Необходимо реставрировать текст – вернуть законченное произведение к стадии «из записных книжек». В те времена мода на Чехонте еще не пришла.

Может быть, поэтому Щедрин так и тянул лямку велеречивого обозревателя нравов, смешивающего проповедь с сатирой.

Потомки благородно забыли Щедрину его склонность к «жалким местам».

Ведь не так просто поверить, что в книге, где действуют герои с фаршированной головой, большая часть текста отведена подобным пассажам: «Люди стонали только в первую минуту, когда без памяти бежали к месту пожара.

Припомнилось тут все, что когда-нибудь было дорого; все заветное, пригретое, приголубленное…» И так целыми страницами, целыми главами, которые удачно пропускаются в пособиях для нерусских школ.

Известно, что «у смеха нет более сильного врага, чем волнение» (Бергсон). Поэтому, говоря о Щедрине, приходится опустить все волнующее, но несмешное.

Этого требуют законы жанра, которые позволяют перечитывать только те обличительные книги, которые написаны смешно. Несмешная сатира – нонсенс. До тех пор, пока текст находится в смеховом поле, ему ничто не грозит.

Как только он выходит из него, наступает неизбежный кризис жанра.

У Щедрина примеры такого несоответствия – на каждой странице.
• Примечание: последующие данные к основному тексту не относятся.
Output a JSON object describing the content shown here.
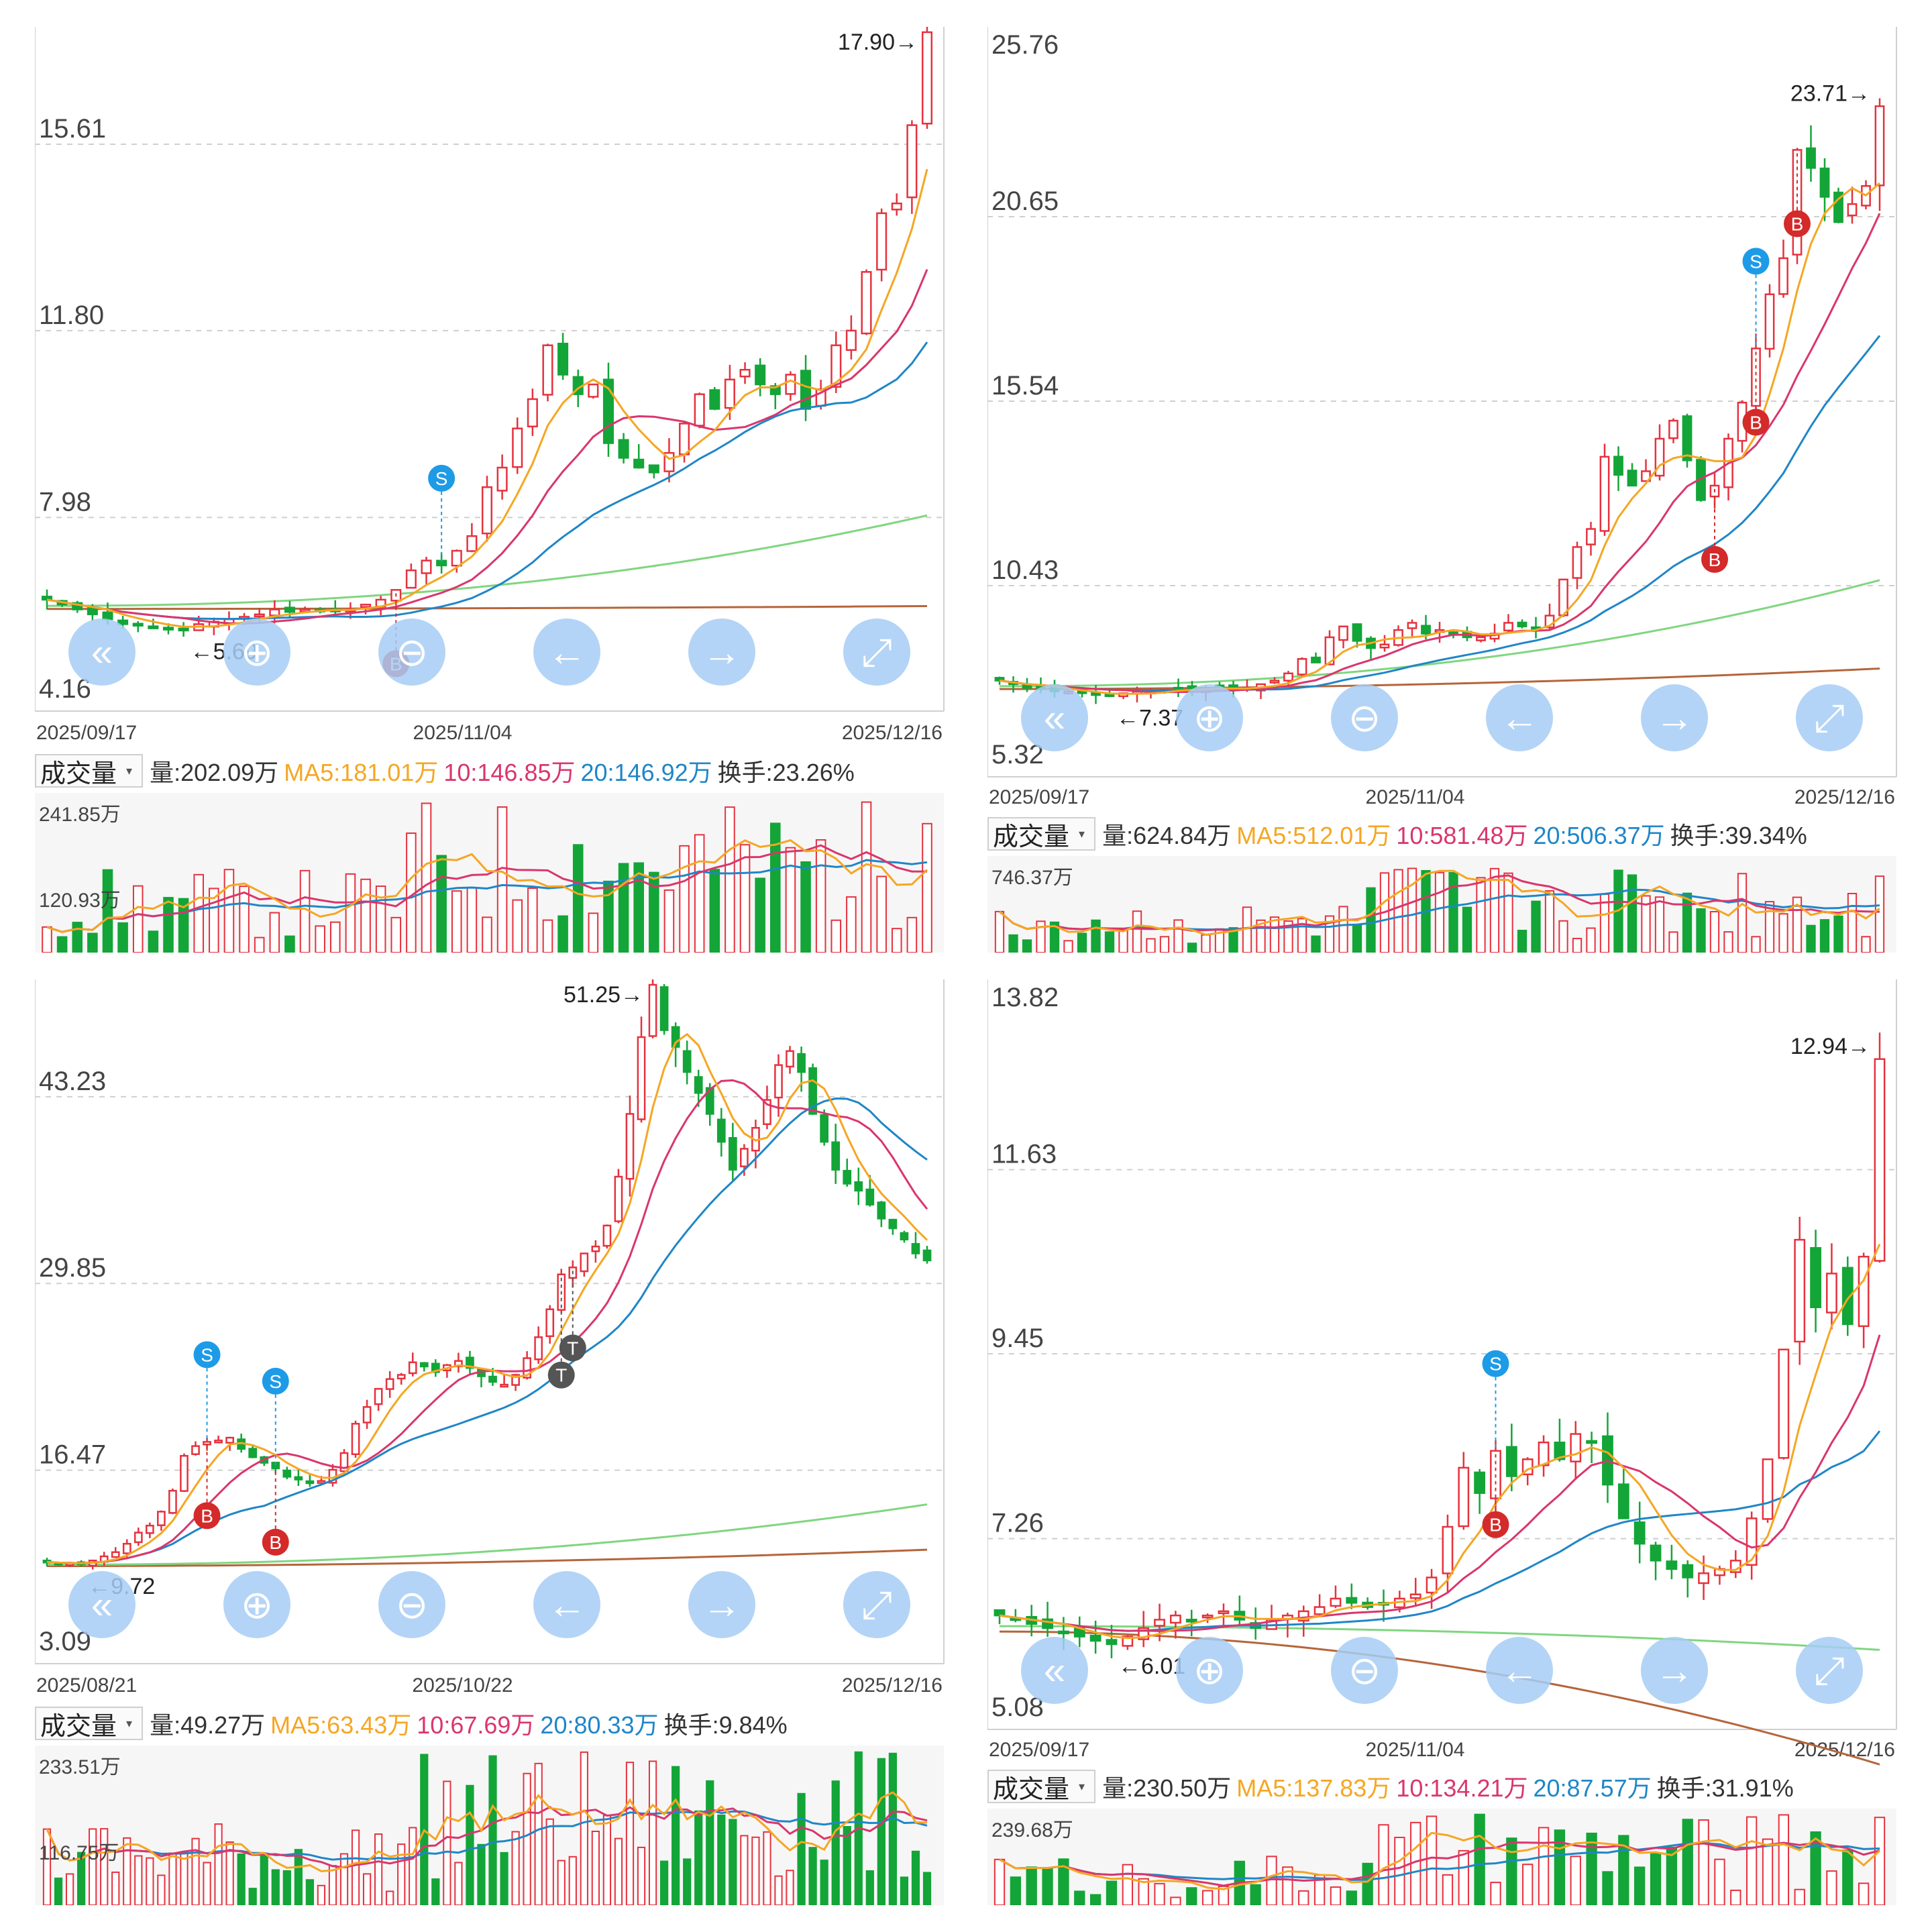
{
  "colors": {
    "up": "#e5323e",
    "down": "#13a538",
    "ma5": "#f5a623",
    "ma10": "#d9366d",
    "ma20": "#1f86c7",
    "ma60": "#7fd67f",
    "ma120": "#b5653a",
    "nav": "#a6cdf5",
    "buy": "#d42a2a",
    "sell": "#1e9be6",
    "t_marker": "#555555",
    "zone": "#dcdcdc"
  },
  "nav_icons": [
    "double-left-icon",
    "zoom-in-icon",
    "zoom-out-icon",
    "arrow-left-icon",
    "arrow-right-icon",
    "fullscreen-icon"
  ],
  "panels": [
    {
      "id": "tl",
      "y_ticks": [
        "15.61",
        "11.80",
        "7.98",
        "4.16"
      ],
      "x_labels": [
        "2025/09/17",
        "2025/11/04",
        "2025/12/16"
      ],
      "high_label": "17.90→",
      "low_label": "←5.69",
      "vol": {
        "selector": "成交量",
        "amount": "量:202.09万",
        "ma5": "MA5:181.01万",
        "ma10": "10:146.85万",
        "ma20": "20:146.92万",
        "turnover": "换手:23.26%",
        "y_ticks": [
          "241.85万",
          "120.93万"
        ]
      },
      "markers": [
        {
          "type": "S"
        },
        {
          "type": "B"
        }
      ]
    },
    {
      "id": "tr",
      "y_ticks": [
        "25.76",
        "20.65",
        "15.54",
        "10.43",
        "5.32"
      ],
      "x_labels": [
        "2025/09/17",
        "2025/11/04",
        "2025/12/16"
      ],
      "high_label": "23.71→",
      "low_label": "←7.37",
      "vol": {
        "selector": "成交量",
        "amount": "量:624.84万",
        "ma5": "MA5:512.01万",
        "ma10": "10:581.48万",
        "ma20": "20:506.37万",
        "turnover": "换手:39.34%",
        "y_ticks": [
          "746.37万",
          "373.18万"
        ]
      },
      "markers": [
        {
          "type": "S"
        },
        {
          "type": "B"
        },
        {
          "type": "B"
        },
        {
          "type": "B"
        }
      ]
    },
    {
      "id": "bl",
      "y_ticks": [
        "43.23",
        "29.85",
        "16.47",
        "3.09"
      ],
      "x_labels": [
        "2025/08/21",
        "2025/10/22",
        "2025/12/16"
      ],
      "high_label": "51.25→",
      "low_label": "←9.72",
      "vol": {
        "selector": "成交量",
        "amount": "量:49.27万",
        "ma5": "MA5:63.43万",
        "ma10": "10:67.69万",
        "ma20": "20:80.33万",
        "turnover": "换手:9.84%",
        "y_ticks": [
          "233.51万",
          "116.75万"
        ]
      },
      "markers": [
        {
          "type": "S"
        },
        {
          "type": "B"
        },
        {
          "type": "S"
        },
        {
          "type": "B"
        },
        {
          "type": "T"
        },
        {
          "type": "T"
        }
      ]
    },
    {
      "id": "br",
      "y_ticks": [
        "13.82",
        "11.63",
        "9.45",
        "7.26",
        "5.08"
      ],
      "x_labels": [
        "2025/09/17",
        "2025/11/04",
        "2025/12/16"
      ],
      "high_label": "12.94→",
      "low_label": "←6.01",
      "vol": {
        "selector": "成交量",
        "amount": "量:230.50万",
        "ma5": "MA5:137.83万",
        "ma10": "10:134.21万",
        "ma20": "20:87.57万",
        "turnover": "换手:31.91%",
        "y_ticks": [
          "239.68万",
          "119.84万"
        ]
      },
      "markers": [
        {
          "type": "S"
        },
        {
          "type": "B"
        }
      ]
    }
  ],
  "chart_data": [
    {
      "type": "candlestick",
      "x_range": [
        "2025/09/17",
        "2025/12/16"
      ],
      "ylim": [
        4.16,
        17.9
      ],
      "price_path": [
        6.3,
        6.2,
        6.1,
        6.0,
        5.9,
        5.8,
        5.8,
        5.75,
        5.7,
        5.69,
        5.8,
        5.85,
        5.9,
        5.95,
        6.0,
        6.1,
        6.05,
        6.1,
        6.1,
        6.1,
        6.1,
        6.2,
        6.3,
        6.5,
        6.9,
        7.1,
        7.0,
        7.3,
        7.6,
        8.6,
        9.0,
        9.8,
        10.4,
        11.5,
        10.9,
        10.5,
        10.7,
        9.5,
        9.2,
        9.0,
        8.9,
        9.3,
        9.9,
        10.5,
        10.2,
        10.8,
        11.0,
        10.7,
        10.5,
        10.9,
        10.2,
        10.6,
        11.5,
        11.8,
        13.0,
        14.2,
        14.4,
        16.0,
        17.9
      ],
      "high": 17.9,
      "low": 5.69,
      "volume_range": [
        0,
        241.85
      ],
      "last_volume": 202.09,
      "vol_ma5": 181.01,
      "vol_ma10": 146.85,
      "vol_ma20": 146.92,
      "turnover_pct": 23.26
    },
    {
      "type": "candlestick",
      "x_range": [
        "2025/09/17",
        "2025/12/16"
      ],
      "ylim": [
        5.32,
        25.76
      ],
      "price_path": [
        7.8,
        7.7,
        7.6,
        7.6,
        7.5,
        7.5,
        7.45,
        7.4,
        7.37,
        7.45,
        7.5,
        7.5,
        7.55,
        7.6,
        7.55,
        7.6,
        7.6,
        7.55,
        7.6,
        7.7,
        7.8,
        8.0,
        8.4,
        8.3,
        9.0,
        9.3,
        8.9,
        8.7,
        8.8,
        9.2,
        9.4,
        9.1,
        9.2,
        9.1,
        9.0,
        9.0,
        9.1,
        9.4,
        9.3,
        9.2,
        9.6,
        10.6,
        11.5,
        12.0,
        14.0,
        13.5,
        13.2,
        13.6,
        14.5,
        15.0,
        13.9,
        12.8,
        13.2,
        14.5,
        15.5,
        17.0,
        18.5,
        19.5,
        22.5,
        22.0,
        21.2,
        20.5,
        21.0,
        21.5,
        23.71
      ],
      "high": 23.71,
      "low": 7.37,
      "volume_range": [
        0,
        746.37
      ],
      "last_volume": 624.84,
      "vol_ma5": 512.01,
      "vol_ma10": 581.48,
      "vol_ma20": 506.37,
      "turnover_pct": 39.34
    },
    {
      "type": "candlestick",
      "x_range": [
        "2025/08/21",
        "2025/12/16"
      ],
      "ylim": [
        3.09,
        51.25
      ],
      "price_path": [
        9.9,
        9.8,
        9.8,
        9.72,
        10.0,
        10.3,
        10.6,
        11.2,
        12.0,
        12.5,
        13.5,
        15.0,
        17.5,
        18.2,
        18.5,
        18.6,
        18.8,
        18.0,
        17.4,
        17.0,
        16.6,
        16.0,
        15.8,
        15.6,
        15.7,
        16.5,
        17.7,
        19.8,
        21.0,
        22.3,
        23.0,
        23.3,
        24.2,
        23.9,
        23.5,
        24.0,
        24.3,
        23.8,
        23.2,
        22.8,
        22.6,
        23.3,
        24.5,
        26.0,
        28.0,
        30.5,
        31.0,
        32.0,
        32.5,
        34.0,
        37.5,
        42.0,
        47.5,
        51.25,
        48.0,
        46.8,
        45.0,
        43.5,
        42.0,
        40.0,
        38.0,
        39.5,
        41.0,
        43.0,
        45.5,
        46.5,
        45.0,
        42.0,
        40.0,
        38.0,
        37.0,
        36.5,
        35.5,
        34.5,
        33.8,
        33.0,
        32.0,
        31.5
      ],
      "high": 51.25,
      "low": 9.72,
      "volume_range": [
        0,
        233.51
      ],
      "last_volume": 49.27,
      "vol_ma5": 63.43,
      "vol_ma10": 67.69,
      "vol_ma20": 80.33,
      "turnover_pct": 9.84
    },
    {
      "type": "candlestick",
      "x_range": [
        "2025/09/17",
        "2025/12/16"
      ],
      "ylim": [
        5.08,
        13.82
      ],
      "price_path": [
        6.35,
        6.3,
        6.25,
        6.2,
        6.15,
        6.1,
        6.05,
        6.01,
        6.1,
        6.2,
        6.3,
        6.35,
        6.3,
        6.35,
        6.4,
        6.3,
        6.2,
        6.3,
        6.35,
        6.4,
        6.45,
        6.55,
        6.5,
        6.45,
        6.5,
        6.55,
        6.6,
        6.8,
        7.4,
        8.1,
        7.8,
        8.3,
        8.0,
        8.2,
        8.4,
        8.2,
        8.5,
        8.4,
        7.9,
        7.5,
        7.2,
        7.0,
        6.9,
        6.8,
        6.85,
        6.9,
        7.0,
        7.5,
        8.2,
        9.5,
        10.8,
        10.0,
        10.4,
        9.8,
        10.6,
        12.94
      ],
      "high": 12.94,
      "low": 6.01,
      "volume_range": [
        0,
        239.68
      ],
      "last_volume": 230.5,
      "vol_ma5": 137.83,
      "vol_ma10": 134.21,
      "vol_ma20": 87.57,
      "turnover_pct": 31.91
    }
  ]
}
Одно дело, когда пес «Трезорка под ударами взвизгивал “Mea culpa!”» И совсем другое, когда автор без тени улыбки так пишет про своего положительного героя, которым, между прочим, является баран: он «не был в состоянии воспроизвести свои сны, но инстинкты его были настолько возбуждены, что, несмотря на неясность внутренней тревоги, поднявшейся в его существе, он уже не мог справиться с нею».

Понятно, конечно, что расцвет психологического реализма заставил и барана обзавестись мятущейся душой. Но в сатирической сказке все же уместнее говорящий по латыни Трезорка, чем баран, списанный с персонажей Тургенева.

К счастью, Щедрин умел писать смешно. Он привил русской литературе особые виды юмора, которые так пригодились в эпоху Булгакова, Ильфа и Петрова, обэриутов. Бывший вице-губернатор, Щедрин открыл бесконечные возможности игры с официозом. Вводя скрытый абсурдный поворот в лояльную формулу, он взрывал ее изнутри.

Верноподданические гиперболы Щедрина излучают мощную смеховую энергию за счет внутреннего контраста. Они не нуждаются даже в контексте, не говоря уже о комментарии. Дистанция между абсолютной властью и бесконечным смирением преодолевается в пределах одной фразы.

Но только дочитав ее до конца, читатель понимает, как его одурачили:

«Знали они, что бунтуют, но не стоять на коленях не могли».

Проницательный Писарев мгновенно угадал в Щедрине главную черту его таланта: «Он обличает неправду и смешит читателя единственно потому, что умеет писать легко и игриво». Ему бы, с упреком писал великий прагматик, «ракету пустить и смех произвести».

И действительно, лучшие страницы Щедрина принадлежат скорее юмористу, чем сатирику, скорее Гофману, чем Ювеналу.

Щедрин особенно хорош на сломе двух стилистических потоков. Он умело удерживается на гребне волны, образованной столкновением формы и содержания.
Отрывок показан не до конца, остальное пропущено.